O ministro Flávio Dino determinou avaliação técnica e reapreciação das normas da Comissão de Valores Mobiliários. A medida amplia processo que já obriga a União a apresentar plano de reestruturação da fiscalização.
O ministro do Supremo Tribunal Federal (STF) Flávio Dino determinou, neste domingo (20), que o governo federal realize uma avaliação técnica e reaprecie o conjunto de regras da Comissão de Valores Mobiliários (CVM). O despacho estabelece prazo de 90 dias para que a revisão seja concluída.
A CVM, autarquia responsável por regular e fiscalizar o mercado de capitais, já aparecia no centro de um processo que obriga a União a apresentar um plano emergencial de reestruturação para reforçar sua capacidade de fiscalização. A nova decisão, agora, amplia o alcance das medidas ao mirar a própria base normativa do órgão.

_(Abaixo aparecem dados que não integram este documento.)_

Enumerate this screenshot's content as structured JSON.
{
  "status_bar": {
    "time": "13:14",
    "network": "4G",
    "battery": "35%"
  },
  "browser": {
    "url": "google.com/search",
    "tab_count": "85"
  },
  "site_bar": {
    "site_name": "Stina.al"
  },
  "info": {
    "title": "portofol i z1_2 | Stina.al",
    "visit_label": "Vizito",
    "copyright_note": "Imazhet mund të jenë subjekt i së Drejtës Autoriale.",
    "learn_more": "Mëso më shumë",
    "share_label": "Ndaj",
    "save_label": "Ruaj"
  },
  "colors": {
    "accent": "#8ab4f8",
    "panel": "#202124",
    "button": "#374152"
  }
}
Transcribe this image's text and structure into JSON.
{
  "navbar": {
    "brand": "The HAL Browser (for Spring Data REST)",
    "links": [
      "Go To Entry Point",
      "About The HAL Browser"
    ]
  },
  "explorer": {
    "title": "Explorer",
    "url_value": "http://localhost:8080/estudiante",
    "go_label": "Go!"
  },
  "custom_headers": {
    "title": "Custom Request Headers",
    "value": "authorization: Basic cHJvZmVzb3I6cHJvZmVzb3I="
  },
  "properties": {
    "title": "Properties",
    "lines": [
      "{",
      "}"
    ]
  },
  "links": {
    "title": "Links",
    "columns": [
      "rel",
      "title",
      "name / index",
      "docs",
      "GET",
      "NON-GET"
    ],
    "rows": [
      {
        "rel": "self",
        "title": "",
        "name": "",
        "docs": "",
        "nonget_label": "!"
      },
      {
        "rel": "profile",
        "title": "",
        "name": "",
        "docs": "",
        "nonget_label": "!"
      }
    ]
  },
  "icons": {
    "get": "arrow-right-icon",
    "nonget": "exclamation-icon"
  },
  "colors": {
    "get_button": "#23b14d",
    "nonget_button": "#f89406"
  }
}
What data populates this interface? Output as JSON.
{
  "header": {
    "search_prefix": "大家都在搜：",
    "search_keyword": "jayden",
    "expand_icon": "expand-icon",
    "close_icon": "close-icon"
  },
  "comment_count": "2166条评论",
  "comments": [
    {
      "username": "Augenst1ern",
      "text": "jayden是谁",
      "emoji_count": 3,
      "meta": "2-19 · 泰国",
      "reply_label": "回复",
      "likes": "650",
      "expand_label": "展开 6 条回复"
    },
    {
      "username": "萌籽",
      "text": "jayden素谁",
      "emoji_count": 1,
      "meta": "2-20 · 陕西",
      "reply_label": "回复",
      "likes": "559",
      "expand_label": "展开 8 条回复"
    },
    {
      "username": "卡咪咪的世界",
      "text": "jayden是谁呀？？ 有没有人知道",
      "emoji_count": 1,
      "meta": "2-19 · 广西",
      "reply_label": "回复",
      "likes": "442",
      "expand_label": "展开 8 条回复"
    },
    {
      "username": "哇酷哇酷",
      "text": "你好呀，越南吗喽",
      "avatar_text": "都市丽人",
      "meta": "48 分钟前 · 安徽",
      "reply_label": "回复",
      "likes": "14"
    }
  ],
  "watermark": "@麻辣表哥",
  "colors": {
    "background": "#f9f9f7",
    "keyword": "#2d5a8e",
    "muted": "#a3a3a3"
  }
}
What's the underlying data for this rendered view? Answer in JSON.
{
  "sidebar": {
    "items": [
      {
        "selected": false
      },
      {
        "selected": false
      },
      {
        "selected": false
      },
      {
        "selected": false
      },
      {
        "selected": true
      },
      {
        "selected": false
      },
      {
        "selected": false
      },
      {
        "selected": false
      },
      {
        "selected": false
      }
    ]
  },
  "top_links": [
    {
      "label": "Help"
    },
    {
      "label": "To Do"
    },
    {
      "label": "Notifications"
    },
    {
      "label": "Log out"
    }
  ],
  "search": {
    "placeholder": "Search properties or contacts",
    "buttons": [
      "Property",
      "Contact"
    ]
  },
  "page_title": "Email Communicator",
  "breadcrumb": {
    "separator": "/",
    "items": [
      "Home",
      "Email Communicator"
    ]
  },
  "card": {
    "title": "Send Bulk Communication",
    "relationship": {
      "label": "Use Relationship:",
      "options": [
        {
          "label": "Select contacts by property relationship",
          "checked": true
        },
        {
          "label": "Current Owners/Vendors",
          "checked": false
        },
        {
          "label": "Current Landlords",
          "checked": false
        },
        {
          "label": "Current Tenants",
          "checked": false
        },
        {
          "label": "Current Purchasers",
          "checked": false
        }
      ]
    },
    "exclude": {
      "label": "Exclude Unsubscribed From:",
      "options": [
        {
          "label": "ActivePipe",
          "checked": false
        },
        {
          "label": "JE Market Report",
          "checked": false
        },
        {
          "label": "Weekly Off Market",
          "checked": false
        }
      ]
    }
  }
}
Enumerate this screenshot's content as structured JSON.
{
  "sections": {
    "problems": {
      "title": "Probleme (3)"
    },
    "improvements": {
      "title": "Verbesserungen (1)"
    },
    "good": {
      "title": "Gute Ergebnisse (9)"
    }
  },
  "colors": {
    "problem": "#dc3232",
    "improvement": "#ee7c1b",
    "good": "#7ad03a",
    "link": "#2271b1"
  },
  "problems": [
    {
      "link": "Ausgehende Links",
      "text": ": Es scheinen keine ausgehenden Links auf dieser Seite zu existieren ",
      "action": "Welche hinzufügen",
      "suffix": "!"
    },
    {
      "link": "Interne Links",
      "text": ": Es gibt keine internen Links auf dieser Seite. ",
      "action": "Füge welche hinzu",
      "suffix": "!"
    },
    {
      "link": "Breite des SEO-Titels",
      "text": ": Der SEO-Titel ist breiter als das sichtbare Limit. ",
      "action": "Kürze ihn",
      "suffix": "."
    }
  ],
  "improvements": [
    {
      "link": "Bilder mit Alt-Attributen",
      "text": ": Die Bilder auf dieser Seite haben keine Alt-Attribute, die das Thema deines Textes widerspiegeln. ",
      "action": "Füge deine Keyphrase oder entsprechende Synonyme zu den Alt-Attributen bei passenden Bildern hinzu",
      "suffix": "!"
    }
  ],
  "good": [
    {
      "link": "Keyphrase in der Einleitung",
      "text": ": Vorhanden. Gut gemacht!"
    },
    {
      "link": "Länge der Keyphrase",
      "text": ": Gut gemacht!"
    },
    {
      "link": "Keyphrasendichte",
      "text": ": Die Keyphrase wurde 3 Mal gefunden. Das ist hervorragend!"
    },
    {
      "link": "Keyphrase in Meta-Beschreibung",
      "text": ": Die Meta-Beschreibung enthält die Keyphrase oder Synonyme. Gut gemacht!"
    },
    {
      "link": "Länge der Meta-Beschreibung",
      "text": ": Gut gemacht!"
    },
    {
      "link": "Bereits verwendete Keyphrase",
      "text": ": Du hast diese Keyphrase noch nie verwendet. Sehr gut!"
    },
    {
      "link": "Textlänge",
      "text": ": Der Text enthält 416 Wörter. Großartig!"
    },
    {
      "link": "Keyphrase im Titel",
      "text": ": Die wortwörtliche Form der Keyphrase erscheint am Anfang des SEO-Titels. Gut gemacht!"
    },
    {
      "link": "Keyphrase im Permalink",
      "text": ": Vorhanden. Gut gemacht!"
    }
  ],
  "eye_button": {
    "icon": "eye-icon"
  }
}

No despacho, o ministro mencionou informações enviadas pela Transparência Internacional que apontam fragilidades nos controles internos da CVM. Segundo o material encaminhado ao Tribunal, haveria casos de arquivamento de denúncias sem diligências mínimas. Um dos exemplos citados refere-se a representação protocolada em 2022 que, de acordo com o documento, antecipava em detalhes irregularidades depois identificadas no Banco Master.
“Trata-se de matéria com repercussões diretas sobre a transparência das operações, a identificação dos beneficiários econômicos e a efetividade dos mecanismos de supervisão do mercado”
Outro ponto destacado é o suposto descumprimento de diretrizes da Controladoria-Geral da União (CGU) para proteger a identidade de denunciantes. A decisão também critica uma resolução aprovada pela CVM em 2022 que passou a permitir a formação de estruturas de investimento em múltiplas camadas, mecanismo que, de acordo com o ministro, teria aberto espaço para uma “permissividade sistêmica” capaz de facilitar lavagem de dinheiro.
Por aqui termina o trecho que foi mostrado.